The below program is giving compilation error in line "obj.method()" inside the main method. The error is "The method method() from the type Superclass is not visible". From my understanding it should be able to access public method of subclass. can anyone explain the concept behind it?

class Superclass{

private void method(){
    System.out.println("Inside superclass method");
}

}

public class MyClass extends Superclass{

     public void method(){
        System.out.println("Inside subclass method");
    }

    public static void main(String s[]){

        Superclass obj = new MyClass();
        obj.method();

    }
}

Answer 1

obj has reference of SuperClass. So it can only see SuperClass methods which are protected,default or public.
Private methods are visible only inside the class.

No Overriding happens here.

Answer 2

method is declared private in Superclass. private means that it will only be accessible within that class. If you want subclasses to be able to access it (or override it), you have to declare it protected instead.

Answer 3

From my understanding it should be able to access public method of subclass.
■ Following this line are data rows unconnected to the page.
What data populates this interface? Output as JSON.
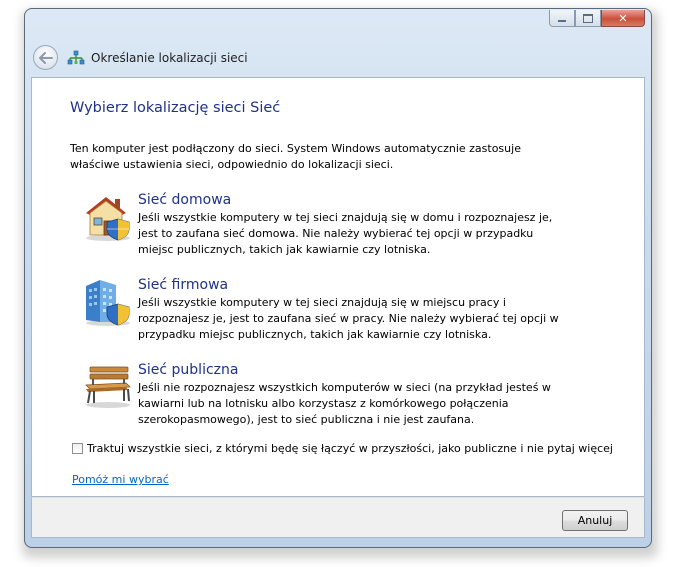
{
  "window": {
    "nav_title": "Określanie lokalizacji sieci",
    "controls": {
      "close_glyph": "✕"
    }
  },
  "content": {
    "heading": "Wybierz lokalizację sieci Sieć",
    "intro": "Ten komputer jest podłączony do sieci. System Windows automatycznie zastosuje właściwe ustawienia sieci, odpowiednio do lokalizacji sieci.",
    "options": [
      {
        "icon": "house-icon",
        "title": "Sieć domowa",
        "description": "Jeśli wszystkie komputery w tej sieci znajdują się w domu i rozpoznajesz je, jest to zaufana sieć domowa. Nie należy wybierać tej opcji w przypadku miejsc publicznych, takich jak kawiarnie czy lotniska."
      },
      {
        "icon": "office-building-icon",
        "title": "Sieć firmowa",
        "description": "Jeśli wszystkie komputery w tej sieci znajdują się w miejscu pracy i rozpoznajesz je, jest to zaufana sieć w pracy. Nie należy wybierać tej opcji w przypadku miejsc publicznych, takich jak kawiarnie czy lotniska."
      },
      {
        "icon": "park-bench-icon",
        "title": "Sieć publiczna",
        "description": "Jeśli nie rozpoznajesz wszystkich komputerów w sieci (na przykład jesteś w kawiarni lub na lotnisku albo korzystasz z komórkowego połączenia szerokopasmowego), jest to sieć publiczna i nie jest zaufana."
      }
    ],
    "checkbox_label": "Traktuj wszystkie sieci, z którymi będę się łączyć w przyszłości, jako publiczne i nie pytaj więcej",
    "checkbox_checked": false,
    "help_link": "Pomóż mi wybrać"
  },
  "footer": {
    "cancel_label": "Anuluj"
  },
  "colors": {
    "heading": "#1e3287",
    "link": "#0066cc",
    "close_button": "#c9503c"
  }
}
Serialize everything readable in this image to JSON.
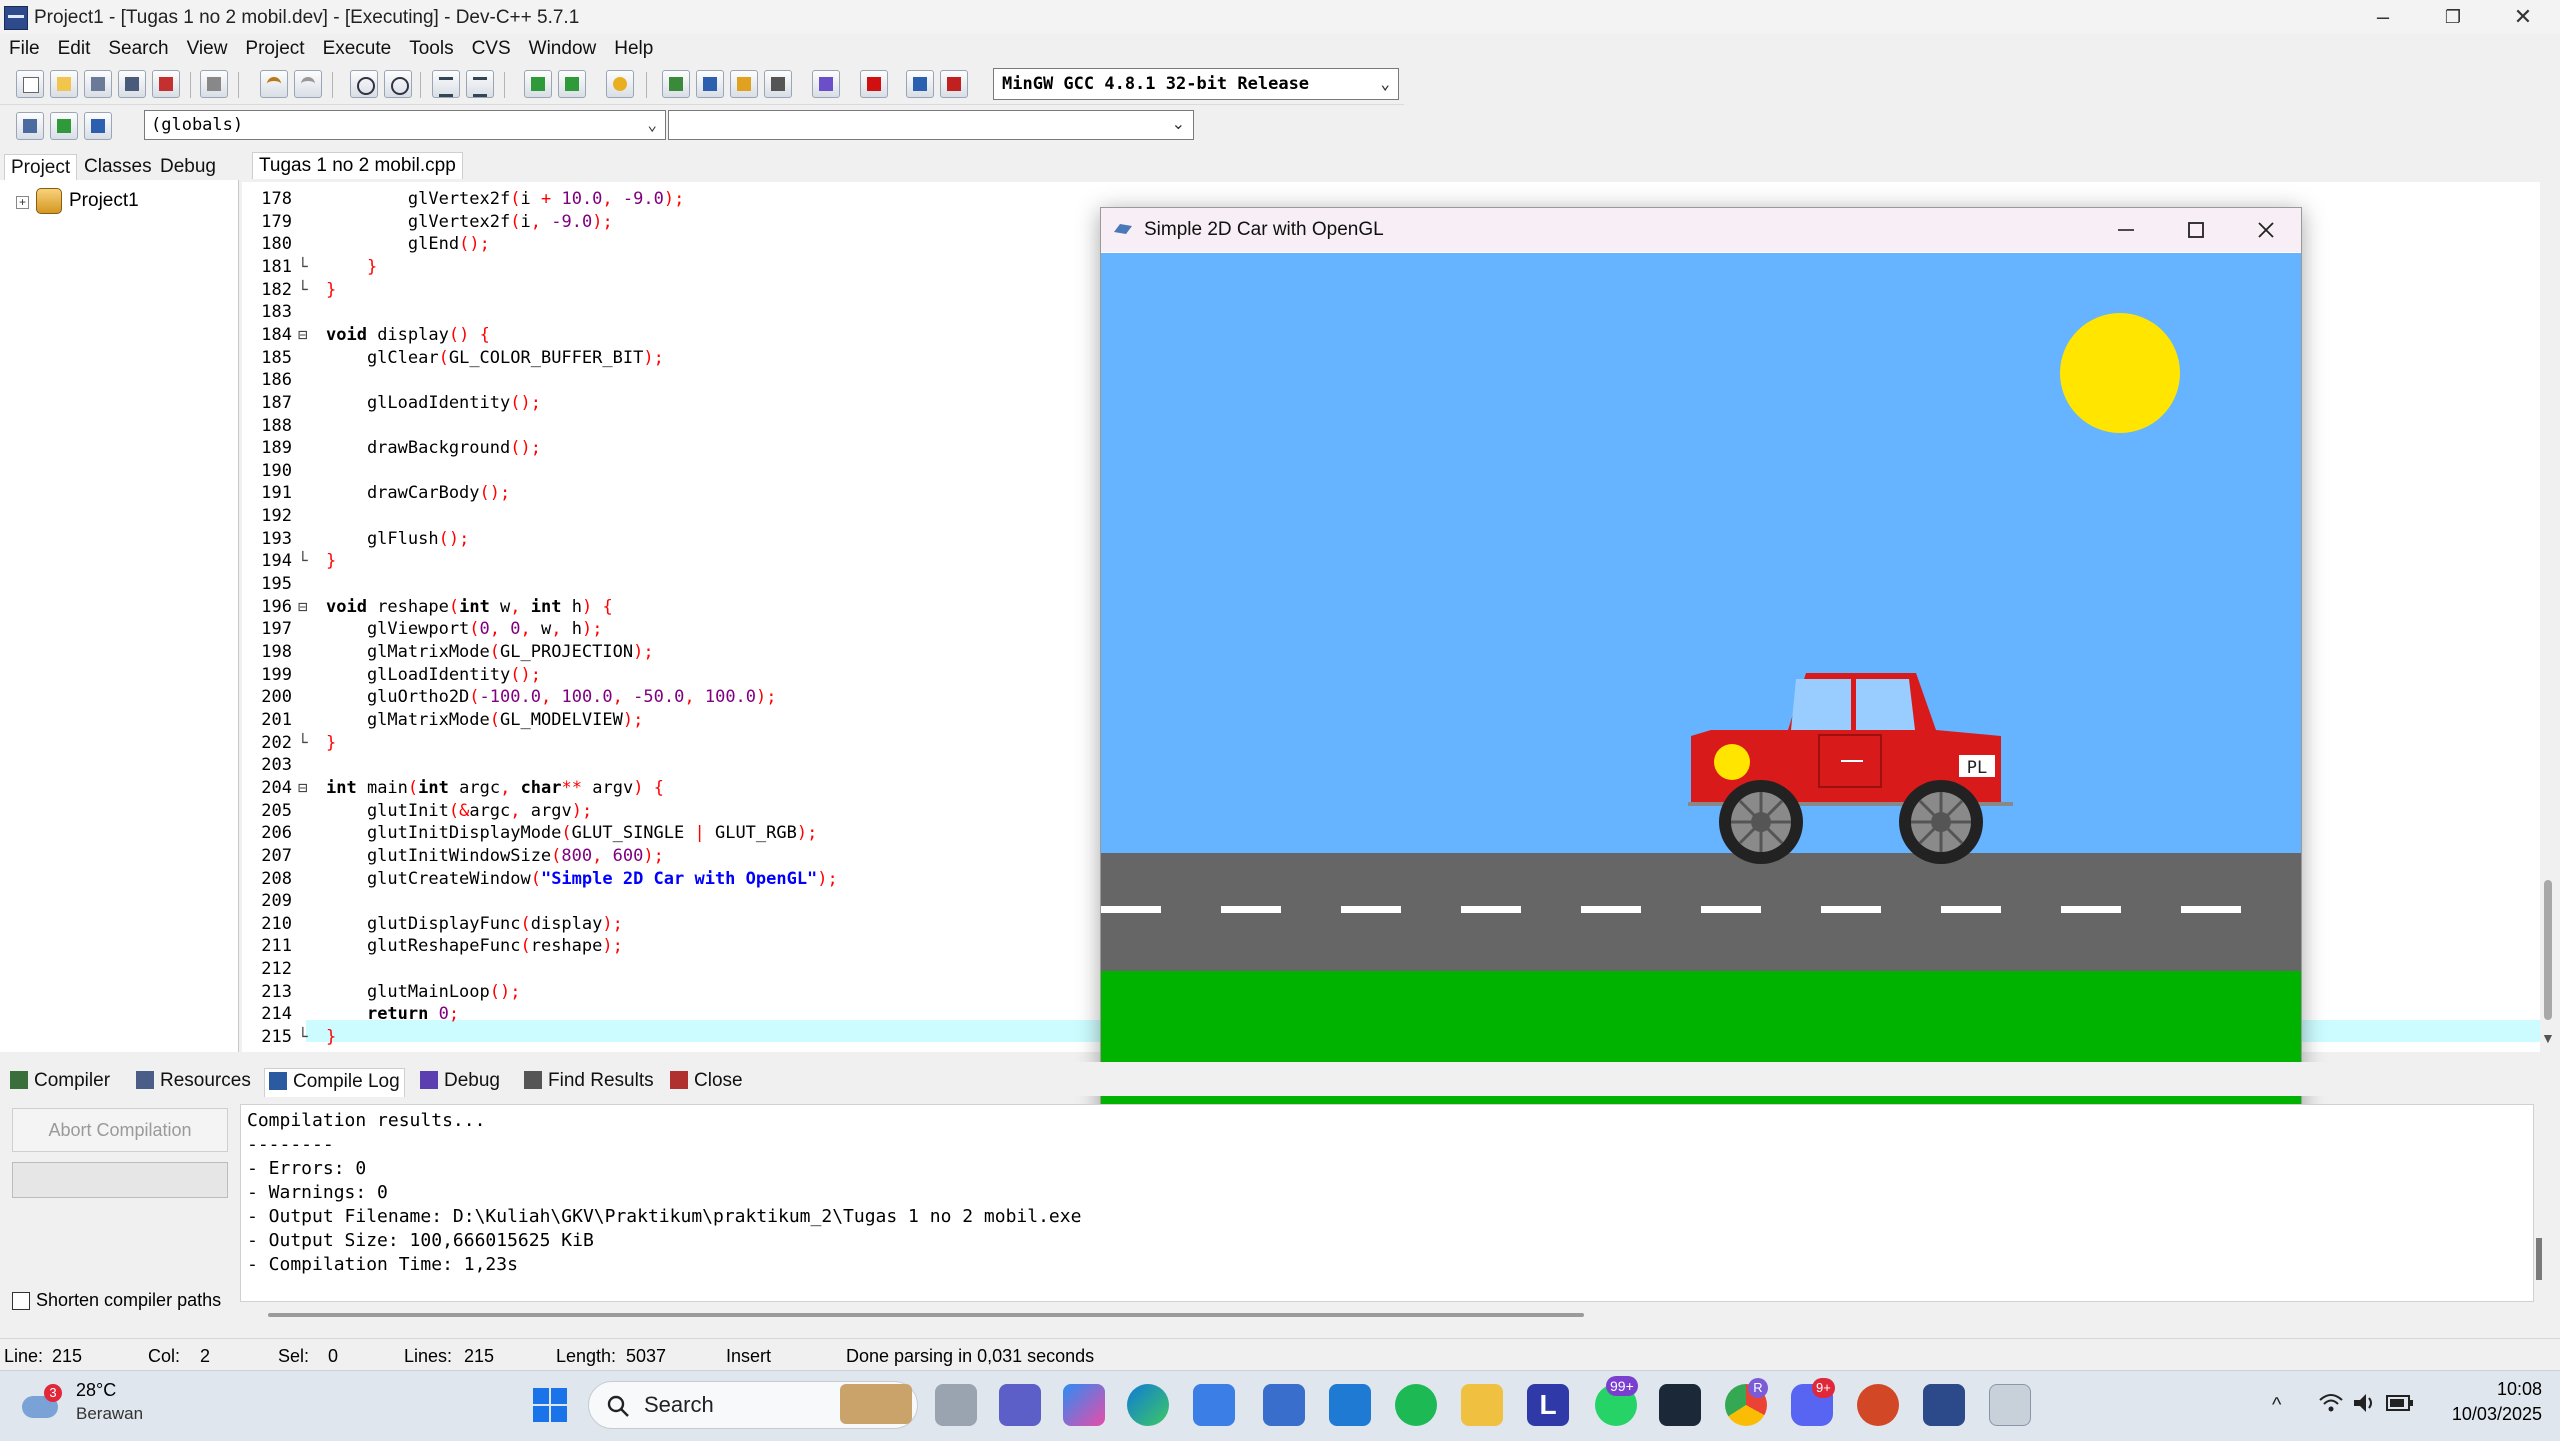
{
  "window": {
    "title": "Project1 - [Tugas 1 no 2 mobil.dev] - [Executing] - Dev-C++ 5.7.1",
    "minimize": "–",
    "maximize": "❐",
    "close": "✕"
  },
  "menu": [
    "File",
    "Edit",
    "Search",
    "View",
    "Project",
    "Execute",
    "Tools",
    "CVS",
    "Window",
    "Help"
  ],
  "toolbar": {
    "compiler": "MinGW GCC 4.8.1 32-bit Release",
    "scope": "(globals)"
  },
  "left_panel": {
    "tabs": [
      "Project",
      "Classes",
      "Debug"
    ],
    "tree_root": "Project1"
  },
  "editor": {
    "file_tab": "Tugas 1 no 2 mobil.cpp",
    "lines": [
      {
        "n": "178",
        "fold": "",
        "code": "        glVertex2f(i + 10.0, -9.0);"
      },
      {
        "n": "179",
        "fold": "",
        "code": "        glVertex2f(i, -9.0);"
      },
      {
        "n": "180",
        "fold": "",
        "code": "        glEnd();"
      },
      {
        "n": "181",
        "fold": "└",
        "code": "    }"
      },
      {
        "n": "182",
        "fold": "└",
        "code": "}"
      },
      {
        "n": "183",
        "fold": "",
        "code": ""
      },
      {
        "n": "184",
        "fold": "⊟",
        "code": "void display() {"
      },
      {
        "n": "185",
        "fold": "",
        "code": "    glClear(GL_COLOR_BUFFER_BIT);"
      },
      {
        "n": "186",
        "fold": "",
        "code": ""
      },
      {
        "n": "187",
        "fold": "",
        "code": "    glLoadIdentity();"
      },
      {
        "n": "188",
        "fold": "",
        "code": ""
      },
      {
        "n": "189",
        "fold": "",
        "code": "    drawBackground();"
      },
      {
        "n": "190",
        "fold": "",
        "code": ""
      },
      {
        "n": "191",
        "fold": "",
        "code": "    drawCarBody();"
      },
      {
        "n": "192",
        "fold": "",
        "code": ""
      },
      {
        "n": "193",
        "fold": "",
        "code": "    glFlush();"
      },
      {
        "n": "194",
        "fold": "└",
        "code": "}"
      },
      {
        "n": "195",
        "fold": "",
        "code": ""
      },
      {
        "n": "196",
        "fold": "⊟",
        "code": "void reshape(int w, int h) {"
      },
      {
        "n": "197",
        "fold": "",
        "code": "    glViewport(0, 0, w, h);"
      },
      {
        "n": "198",
        "fold": "",
        "code": "    glMatrixMode(GL_PROJECTION);"
      },
      {
        "n": "199",
        "fold": "",
        "code": "    glLoadIdentity();"
      },
      {
        "n": "200",
        "fold": "",
        "code": "    gluOrtho2D(-100.0, 100.0, -50.0, 100.0);"
      },
      {
        "n": "201",
        "fold": "",
        "code": "    glMatrixMode(GL_MODELVIEW);"
      },
      {
        "n": "202",
        "fold": "└",
        "code": "}"
      },
      {
        "n": "203",
        "fold": "",
        "code": ""
      },
      {
        "n": "204",
        "fold": "⊟",
        "code": "int main(int argc, char** argv) {"
      },
      {
        "n": "205",
        "fold": "",
        "code": "    glutInit(&argc, argv);"
      },
      {
        "n": "206",
        "fold": "",
        "code": "    glutInitDisplayMode(GLUT_SINGLE | GLUT_RGB);"
      },
      {
        "n": "207",
        "fold": "",
        "code": "    glutInitWindowSize(800, 600);"
      },
      {
        "n": "208",
        "fold": "",
        "code": "    glutCreateWindow(\"Simple 2D Car with OpenGL\");"
      },
      {
        "n": "209",
        "fold": "",
        "code": ""
      },
      {
        "n": "210",
        "fold": "",
        "code": "    glutDisplayFunc(display);"
      },
      {
        "n": "211",
        "fold": "",
        "code": "    glutReshapeFunc(reshape);"
      },
      {
        "n": "212",
        "fold": "",
        "code": ""
      },
      {
        "n": "213",
        "fold": "",
        "code": "    glutMainLoop();"
      },
      {
        "n": "214",
        "fold": "",
        "code": "    return 0;"
      },
      {
        "n": "215",
        "fold": "└",
        "code": "}"
      }
    ]
  },
  "bottom": {
    "tabs": [
      "Compiler",
      "Resources",
      "Compile Log",
      "Debug",
      "Find Results",
      "Close"
    ],
    "abort_label": "Abort Compilation",
    "shorten_label": "Shorten compiler paths",
    "log": [
      "Compilation results...",
      "--------",
      "- Errors: 0",
      "- Warnings: 0",
      "- Output Filename: D:\\Kuliah\\GKV\\Praktikum\\praktikum_2\\Tugas 1 no 2 mobil.exe",
      "- Output Size: 100,666015625 KiB",
      "- Compilation Time: 1,23s"
    ]
  },
  "status": {
    "line_label": "Line:",
    "line": "215",
    "col_label": "Col:",
    "col": "2",
    "sel_label": "Sel:",
    "sel": "0",
    "lines_label": "Lines:",
    "lines": "215",
    "length_label": "Length:",
    "length": "5037",
    "mode": "Insert",
    "message": "Done parsing in 0,031 seconds"
  },
  "taskbar": {
    "weather_temp": "28°C",
    "weather_desc": "Berawan",
    "weather_badge": "3",
    "search": "Search",
    "whatsapp_badge": "99+",
    "discord_badge": "9+",
    "chrome_badge": "R",
    "time": "10:08",
    "date": "10/03/2025"
  },
  "gl_window": {
    "title": "Simple 2D Car with OpenGL",
    "plate": "PL",
    "colors": {
      "sky": "#66b3ff",
      "sun": "#ffe500",
      "road": "#666666",
      "grass": "#00b300",
      "car": "#d91a1a",
      "glass": "#99ccff"
    }
  }
}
Yes, but only when the compile-time type of the expression you're calling it on is that subclass.

So if you change your code to:

MyClass obj = new MyClass();

then it should be fine. Currently, the compile-time type of obj is just Superclass, which doesn't have a public method method.

Also note that MyClass.method does not override Superclass.method. A call to method() within Superclass would only call Superclass.method() even if the actual type of the object was MyClass.